A Madison Square Garden cook was mowed down and killed in Brooklyn early yesterday by an allegedly drunk driver who was nabbed by cops after smashing his car into a baseball fence.

Cops identified the victim as Karin Eberts-Ayub, 53. She was found laying face down on a sidewalk outside the left field of Kings Bay baseball field at the corner of Bragg Street and Shore Parkway in Gerritsen Beach at around 2 a.m.

She was struck by a 2012 Ford Fusion that jumped the curb.

The woman, who was divorced with no kids, was a talented painter and a devoted food prep cook who worked for several years at MSG.

Eberts-Ayub’s aunt, who said she looked after her niece like her own daughter from the age of 16, told The Post she just received the tragic news and was trying to get answers while her son was at the city morgue identifying the body.

“We just got off the phone,” Jacquelyn Eberts said between heavy breaths and tears in a phone interview from her upstate home.
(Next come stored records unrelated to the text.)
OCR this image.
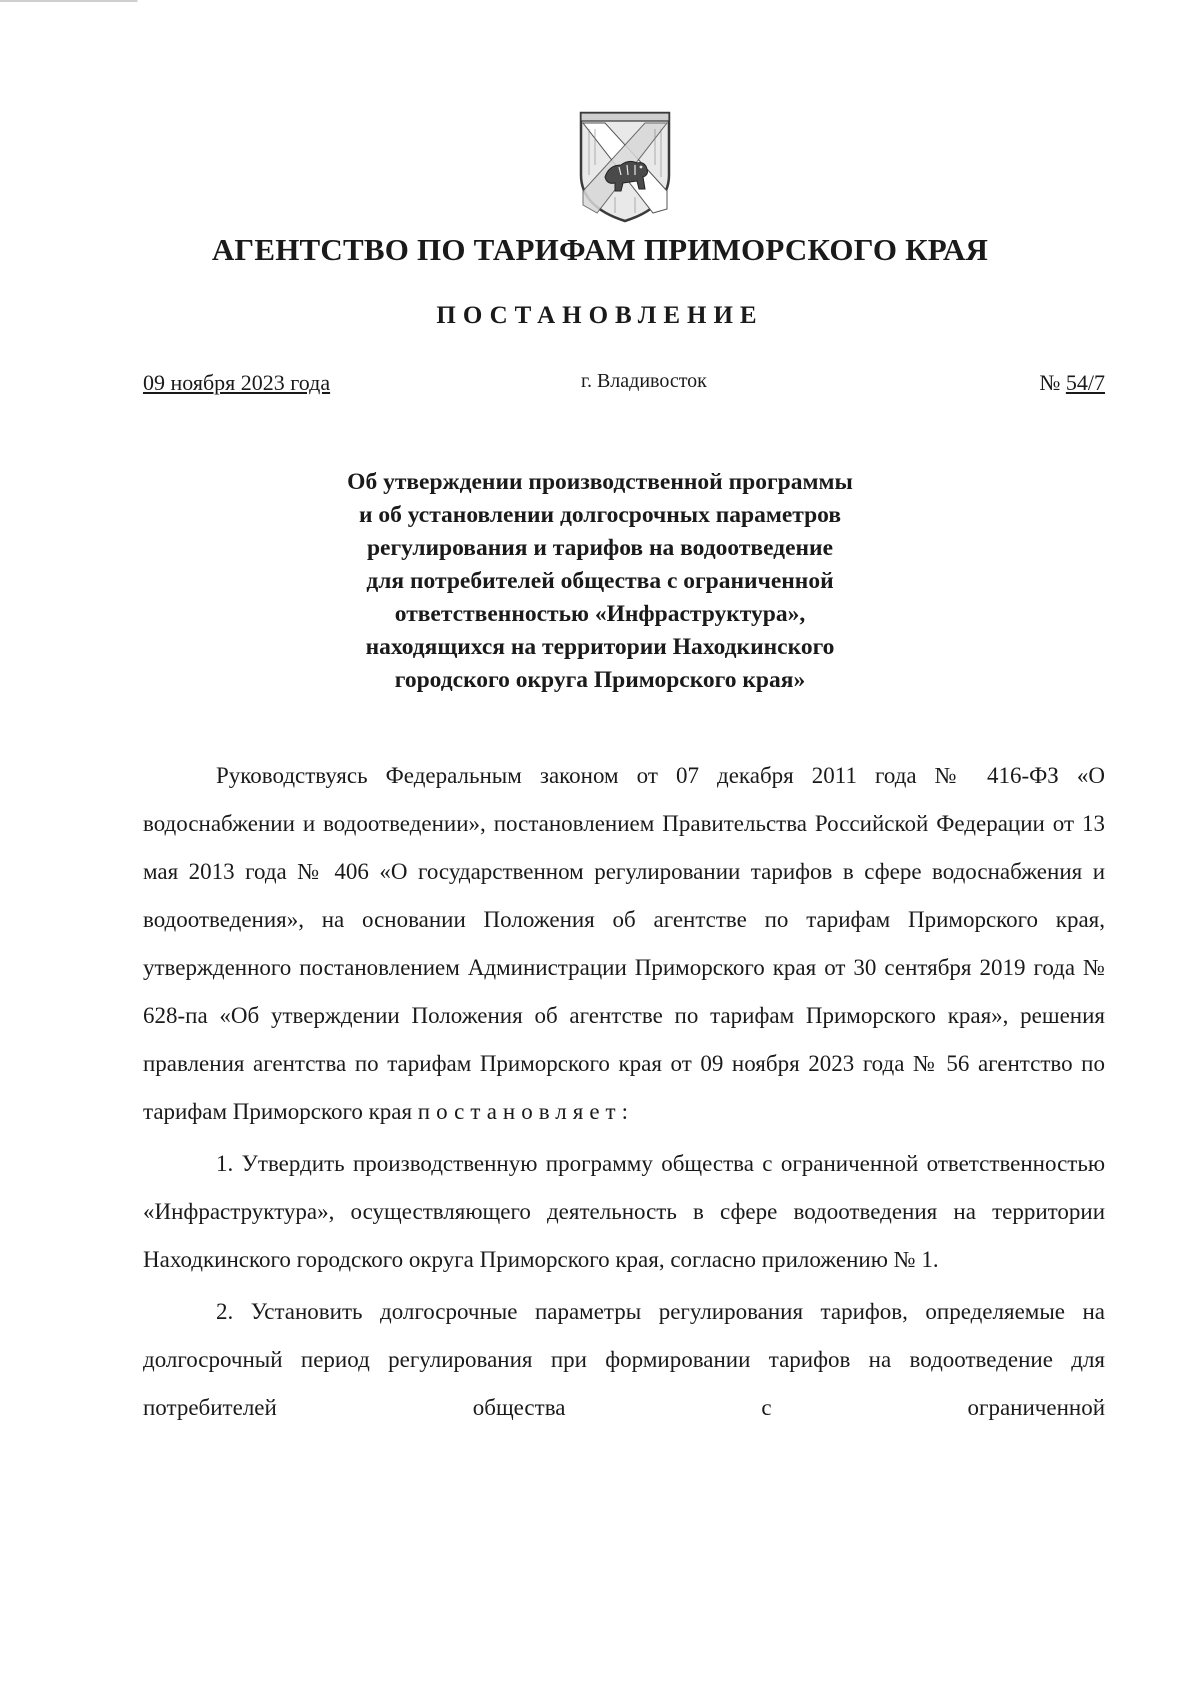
АГЕНТСТВО ПО ТАРИФАМ ПРИМОРСКОГО КРАЯ
ПОСТАНОВЛЕНИЕ
09 ноября 2023 года	г. Владивосток	№ 54/7

Об утверждении производственной программы
и об установлении долгосрочных параметров
регулирования и тарифов на водоотведение
для потребителей общества с ограниченной
ответственностью «Инфраструктура»,
находящихся на территории Находкинского
городского округа Приморского края»

Руководствуясь Федеральным законом от 07 декабря 2011 года № 416-ФЗ «О водоснабжении и водоотведении», постановлением Правительства Российской Федерации от 13 мая 2013 года № 406 «О государственном регулировании тарифов в сфере водоснабжения и водоотведения», на основании Положения об агентстве по тарифам Приморского края, утвержденного постановлением Администрации Приморского края от 30 сентября 2019 года № 628-па «Об утверждении Положения об агентстве по тарифам Приморского края», решения правления агентства по тарифам Приморского края от 09 ноября 2023 года № 56 агентство по тарифам Приморского края постановляет:

1. Утвердить производственную программу общества с ограниченной ответственностью «Инфраструктура», осуществляющего деятельность в сфере водоотведения на территории Находкинского городского округа Приморского края, согласно приложению № 1.

2. Установить долгосрочные параметры регулирования тарифов, определяемые на долгосрочный период регулирования при формировании тарифов на водоотведение для потребителей общества с ограниченной
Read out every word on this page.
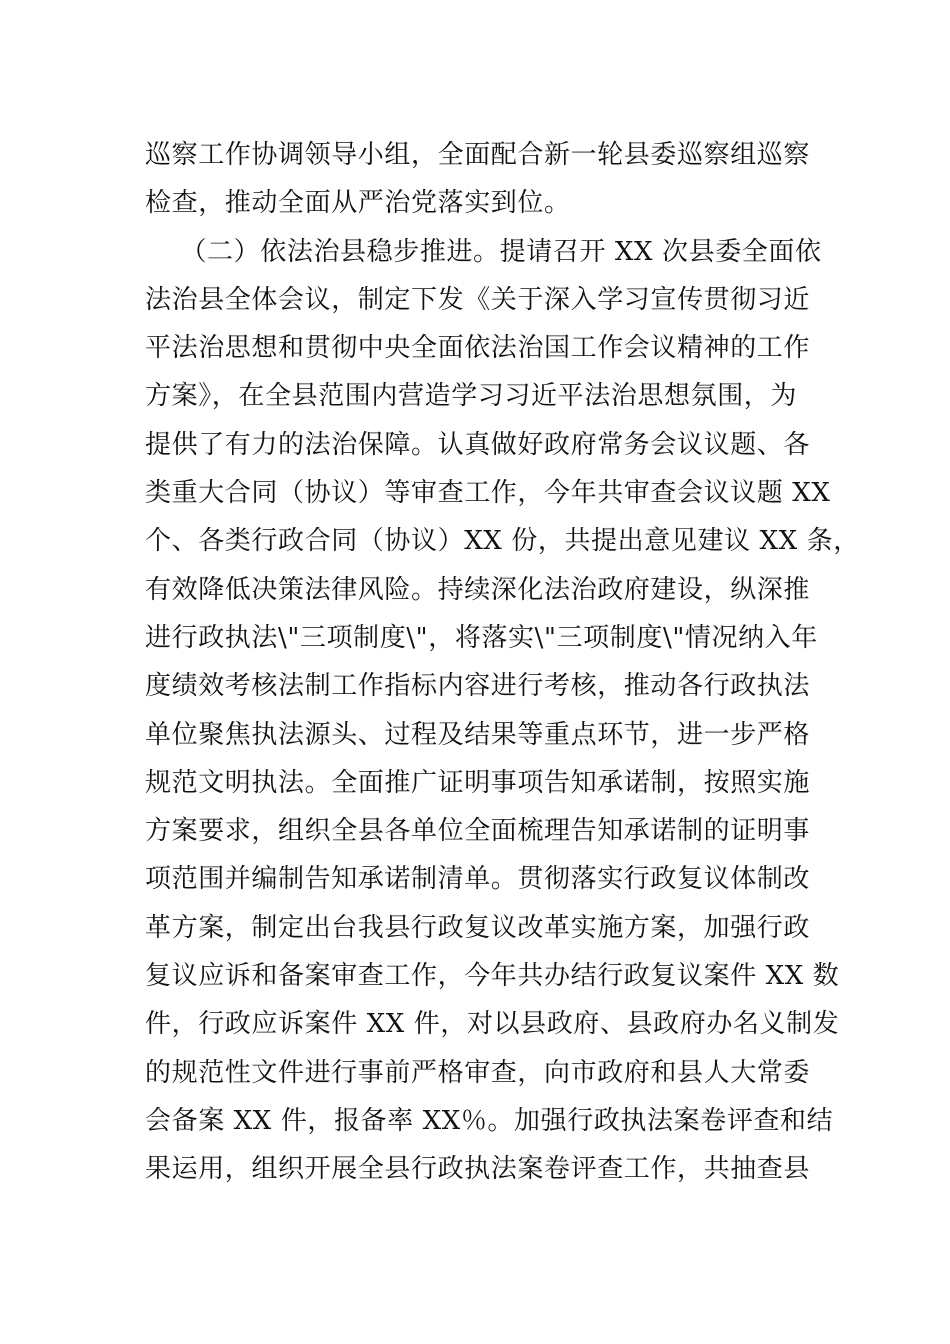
巡察工作协调领导小组，全面配合新一轮县委巡察组巡察
检查，推动全面从严治党落实到位。
（二）依法治县稳步推进。提请召开 XX 次县委全面依
法治县全体会议，制定下发《关于深入学习宣传贯彻习近
平法治思想和贯彻中央全面依法治国工作会议精神的工作
方案》，在全县范围内营造学习习近平法治思想氛围，为
提供了有力的法治保障。认真做好政府常务会议议题、各
类重大合同（协议）等审查工作，今年共审查会议议题 XX
个、各类行政合同（协议）XX 份，共提出意见建议 XX 条，
有效降低决策法律风险。持续深化法治政府建设，纵深推
进行政执法\"三项制度\"，将落实\"三项制度\"情况纳入年
度绩效考核法制工作指标内容进行考核，推动各行政执法
单位聚焦执法源头、过程及结果等重点环节，进一步严格
规范文明执法。全面推广证明事项告知承诺制，按照实施
方案要求，组织全县各单位全面梳理告知承诺制的证明事
项范围并编制告知承诺制清单。贯彻落实行政复议体制改
革方案，制定出台我县行政复议改革实施方案，加强行政
复议应诉和备案审查工作，今年共办结行政复议案件 XX 数
件，行政应诉案件 XX 件，对以县政府、县政府办名义制发
的规范性文件进行事前严格审查，向市政府和县人大常委
会备案 XX 件，报备率 XX％。加强行政执法案卷评查和结
果运用，组织开展全县行政执法案卷评查工作，共抽查县
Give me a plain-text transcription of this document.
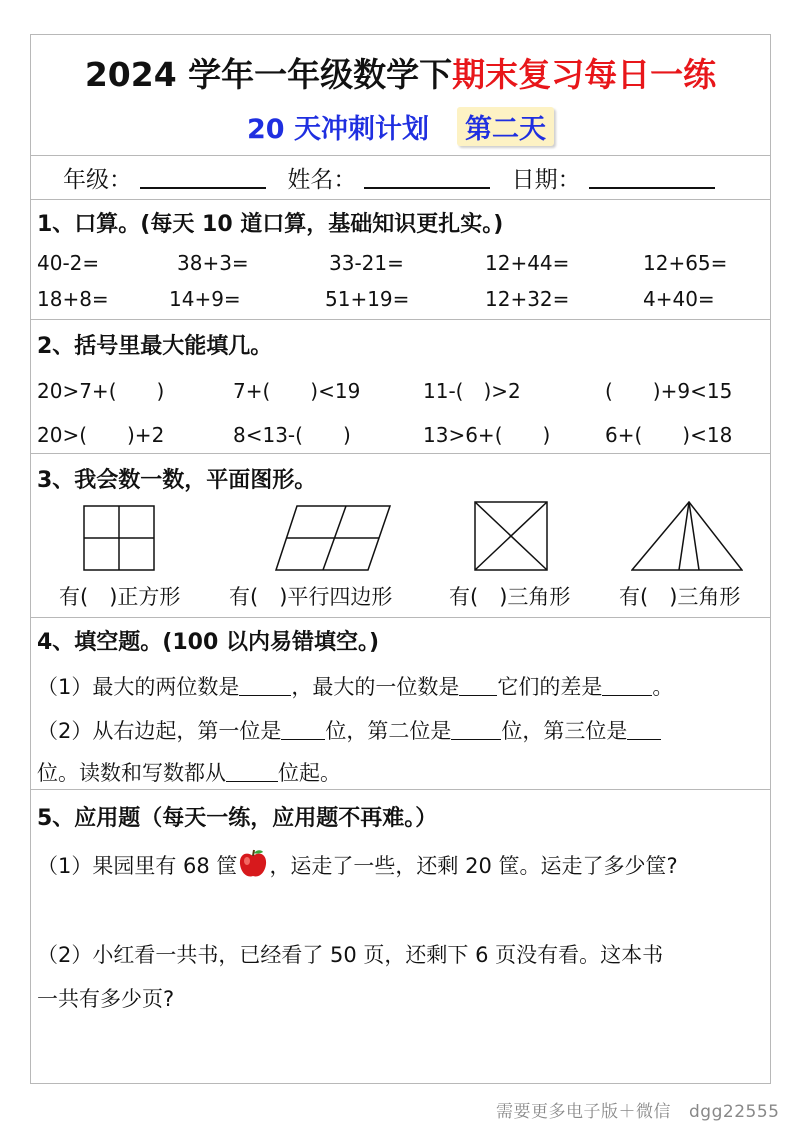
2024 学年一年级数学下期末复习每日一练
20 天冲刺计划 第二天
年级：	姓名：	日期：
1、口算。(每天 10 道口算，基础知识更扎实。)
40-2=	38+3=	33-21=	12+44=	12+65=
18+8=	14+9=	51+19=	12+32=	4+40=
2、括号里最大能填几。
20>7+(　　)	7+(　　)<19	11-(　)>2	(　　)+9<15
20>(　　)+2	8<13-(　　)	13>6+(　　)	6+(　　)<18
3、我会数一数，平面图形。
有(　)正方形 有(　)平行四边形	有(　)三角形 有(　)三角形
4、填空题。(100 以内易错填空。)
（1）最大的两位数是 ，最大的一位数是 它们的差是 。
（2）从右边起，第一位是 位，第二位是 位，第三位是
位。读数和写数都从 位起。
5、应用题（每天一练，应用题不再难。）
（1）果园里有 68 筐 ，运走了一些，还剩 20 筐。运走了多少筐?
（2）小红看一共书，已经看了 50 页，还剩下 6 页没有看。这本书
一共有多少页?
需要更多电子版＋微信 dgg22555
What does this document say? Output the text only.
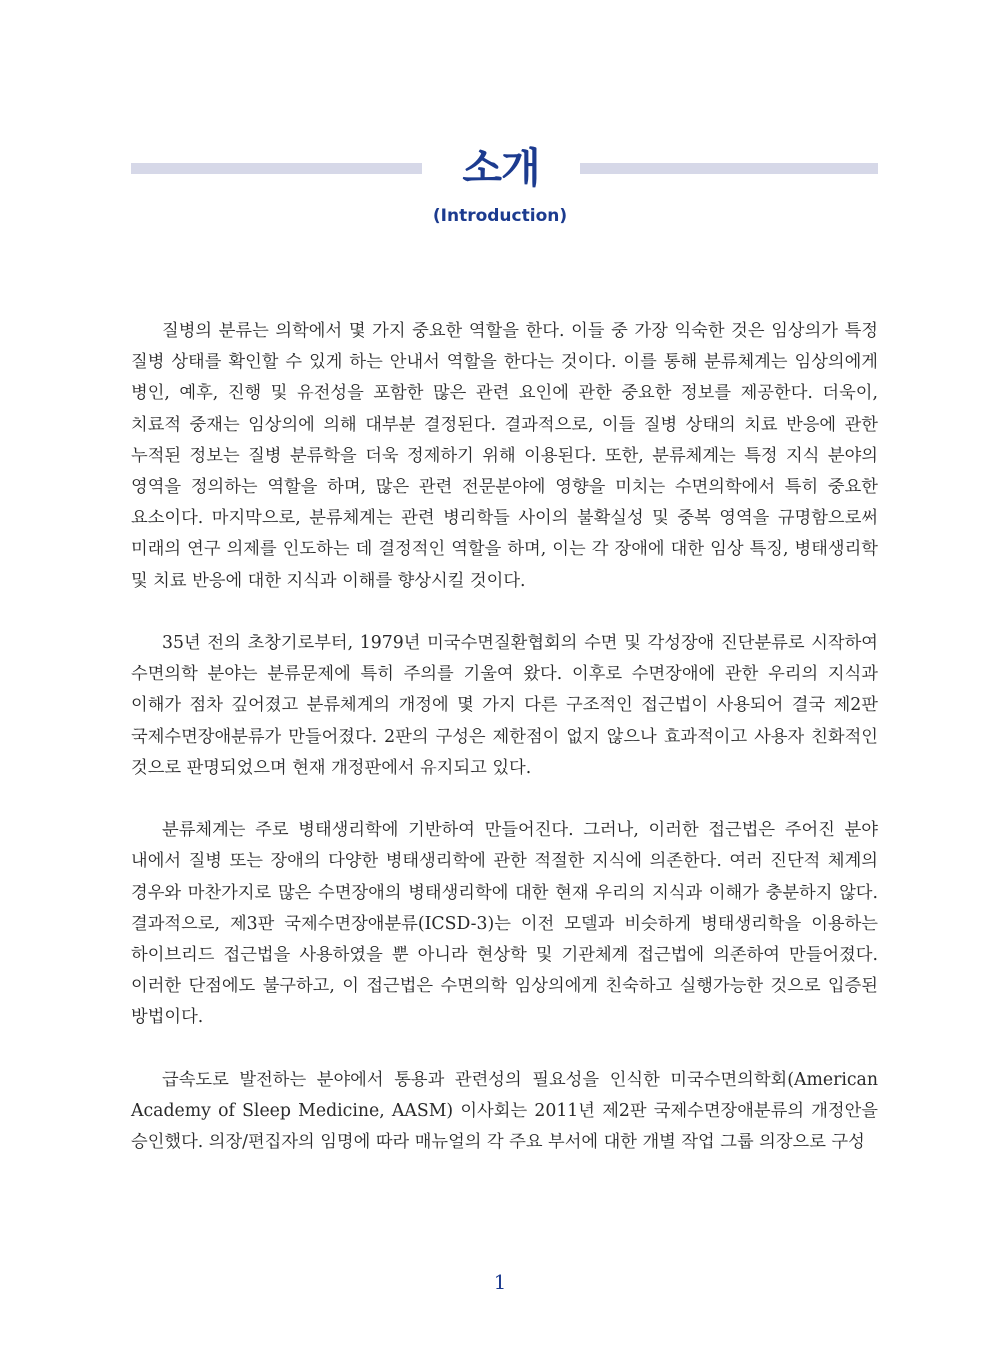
소개
(Introduction)

질병의 분류는 의학에서 몇 가지 중요한 역할을 한다. 이들 중 가장 익숙한 것은 임상의가 특정 질병 상태를 확인할 수 있게 하는 안내서 역할을 한다는 것이다. 이를 통해 분류체계는 임상의에게 병인, 예후, 진행 및 유전성을 포함한 많은 관련 요인에 관한 중요한 정보를 제공한다. 더욱이, 치료적 중재는 임상의에 의해 대부분 결정된다. 결과적으로, 이들 질병 상태의 치료 반응에 관한 누적된 정보는 질병 분류학을 더욱 정제하기 위해 이용된다. 또한, 분류체계는 특정 지식 분야의 영역을 정의하는 역할을 하며, 많은 관련 전문분야에 영향을 미치는 수면의학에서 특히 중요한 요소이다. 마지막으로, 분류체계는 관련 병리학들 사이의 불확실성 및 중복 영역을 규명함으로써 미래의 연구 의제를 인도하는 데 결정적인 역할을 하며, 이는 각 장애에 대한 임상 특징, 병태생리학 및 치료 반응에 대한 지식과 이해를 향상시킬 것이다.

35년 전의 초창기로부터, 1979년 미국수면질환협회의 수면 및 각성장애 진단분류로 시작하여 수면의학 분야는 분류문제에 특히 주의를 기울여 왔다. 이후로 수면장애에 관한 우리의 지식과 이해가 점차 깊어졌고 분류체계의 개정에 몇 가지 다른 구조적인 접근법이 사용되어 결국 제2판 국제수면장애분류가 만들어졌다. 2판의 구성은 제한점이 없지 않으나 효과적이고 사용자 친화적인 것으로 판명되었으며 현재 개정판에서 유지되고 있다.

분류체계는 주로 병태생리학에 기반하여 만들어진다. 그러나, 이러한 접근법은 주어진 분야 내에서 질병 또는 장애의 다양한 병태생리학에 관한 적절한 지식에 의존한다. 여러 진단적 체계의 경우와 마찬가지로 많은 수면장애의 병태생리학에 대한 현재 우리의 지식과 이해가 충분하지 않다. 결과적으로, 제3판 국제수면장애분류(ICSD-3)는 이전 모델과 비슷하게 병태생리학을 이용하는 하이브리드 접근법을 사용하였을 뿐 아니라 현상학 및 기관체계 접근법에 의존하여 만들어졌다. 이러한 단점에도 불구하고, 이 접근법은 수면의학 임상의에게 친숙하고 실행가능한 것으로 입증된 방법이다.

급속도로 발전하는 분야에서 통용과 관련성의 필요성을 인식한 미국수면의학회(American Academy of Sleep Medicine, AASM) 이사회는 2011년 제2판 국제수면장애분류의 개정안을 승인했다. 의장/편집자의 임명에 따라 매뉴얼의 각 주요 부서에 대한 개별 작업 그룹 의장으로 구성

1
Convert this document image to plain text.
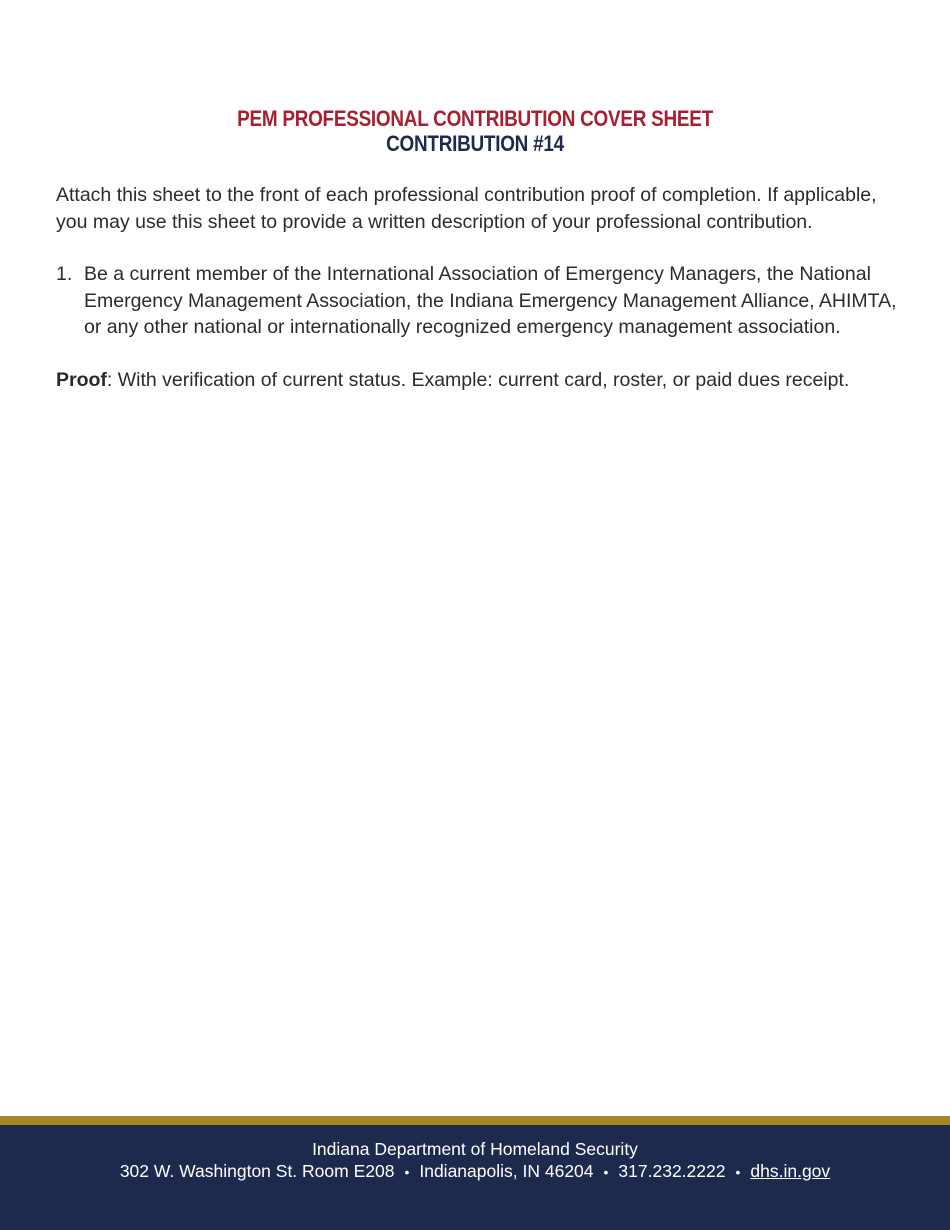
PEM PROFESSIONAL CONTRIBUTION COVER SHEET
CONTRIBUTION #14

Attach this sheet to the front of each professional contribution proof of completion. If applicable, you may use this sheet to provide a written description of your professional contribution.

1. Be a current member of the International Association of Emergency Managers, the National Emergency Management Association, the Indiana Emergency Management Alliance, AHIMTA, or any other national or internationally recognized emergency management association.

Proof: With verification of current status. Example: current card, roster, or paid dues receipt.

Indiana Department of Homeland Security
302 W. Washington St. Room E208 • Indianapolis, IN 46204 • 317.232.2222 • dhs.in.gov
“We need to get more information and gather our thoughts.”

She said Eberts-Ayub “loved working in the kitchen” and was planning her time as the offseason neared.

“I spoke to her last week and she said they were working on the stadium and she would have some time off.”

The woman who lived less than ten minutes away in Gravesend also was “very artistic” and loved to paint, her aunt said.

The crash roused Shirley Joseph from her sleep.

Joseph said the collision sounded “like a big explosion” and when she peered out the window she saw the middle-aged woman motionless.

“They just put the sheet over [her],” Joseph said, a move emergency workers made after being unable to resuscitate her.

“This person was just laying there the whole time face down,” she said.

“I just saw her laying still and I was praying she’d be okay.

According to police reports, Eberts-Ayub was pronounced at the scene.

Sources said the boozed-up man behind the wheel of his Ford car faces pending DWI charges after he was taken into custody.

Compounding the pain was how Eberts-Ayub’s aunt came to the city just weeks before to attend the funeral of her brother-in-law who passed away after suffering from an illness.

Jacquelyn Eberts said that his death was expected.

“That’s a normal way for people to die.”

But the sudden reality of her niece’s death is something else entirely.

“This isn’t normal. This is terrible.”